I'm learning about Haskell and came across this concise, but weird, definition for a function that multiplies three numbers:

volume :: Float -> Float -> Float -> Float
volume = ((*) .) . (*)

I can see from the type signature and by testing it in GHCi that it correctly calculates the product of three numbers, essentially \l w h -> l * w * h.

What I Understand

• I know that . is the function composition operator, where (f . g) x is equivalent to f (g x).

• I understand that partial application works like (*) 2, which returns a new function that multiplies its argument by 2.

Where I'm Stuck

My confusion comes from the ((*) .) part of the expression. It looks like the composition operator . is being partially applied, which is bending my brain a little.

I tried to break it down by applying arguments one by one:

1. volume l w h = ((*) .) . (*) l w h

2. This becomes ((*) .) ((* l)) w h because of how . works.

3. Let multByL = (* l). The expression is now ((*) .) multByL w h.

This is where I get lost. I'm not sure how to evaluate ((*) .) multByL. How does a partially applied composition operator work here? What does it return and how does it then interact with the remaining arguments w and h? I'm not very familiar with the operation order. Maybe area = multByL w will be calculated first? But even in this way, I still get confused while encountering ((*) .) area h. There is only one function, shouldn't composition operator work with two functions?

My Questions

1. What exactly is the function ((*) .)? What is its type, and what does it do?

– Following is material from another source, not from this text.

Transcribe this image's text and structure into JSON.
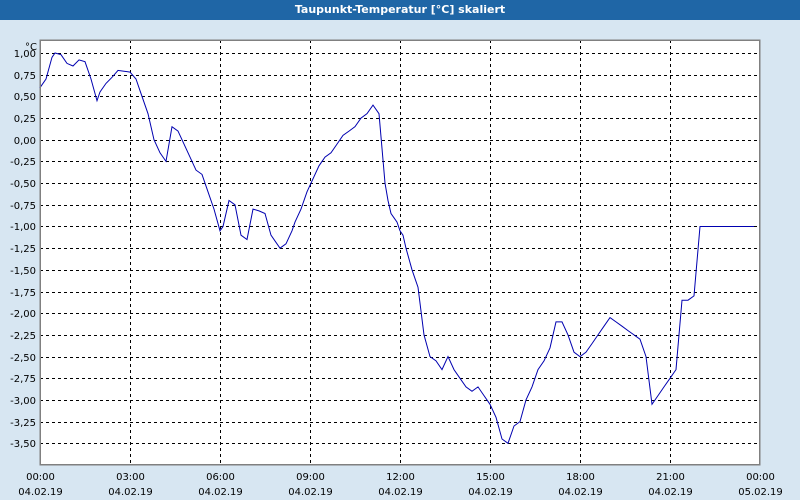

2. Is there a more intuitive way to "read" this expression from left to right to understand its meaning?

Any help in demystifying this clever piece of code would be greatly appreciated!
Thank you!!!

Answer 1

A quick comment: (*) l becomes (l*), not (*l). For most number types, this distinction doesn't matter.

Generally, an op section has the following semantics:

• (op) means \x y -> x op y
• (e op) means \x -> e op x
• (op e) means \x -> x op e

So let's start from your expression:

((*) .) (l*) w h
= { expand the `(e .)` section with `e = (*)` }
(\x -> (*) . x) (l*) w h
= { beta reduce }
((*) . (l*)) w h
= { definition of `.` }
(*) ((l*) w) h
= { expand the `(e *)` section with `e = l` }
(*) ((\x -> l*x) w) h
= { beta reduce }
(*) (l*w) h
= { expand the `(*)` section }
(\x y -> x*y) (l*w) h
= { beta reduce }
(l*w)*h

---

Actually, to be fully precise, the semantics of the two sections (op) and (e op) should not be the lambda expressions I showed, but their eta reduction. But it's pretty rare for that difference to matter, so if you didn't understand that, feel free to ignore it -- by the time it's important, you'll likely know it already.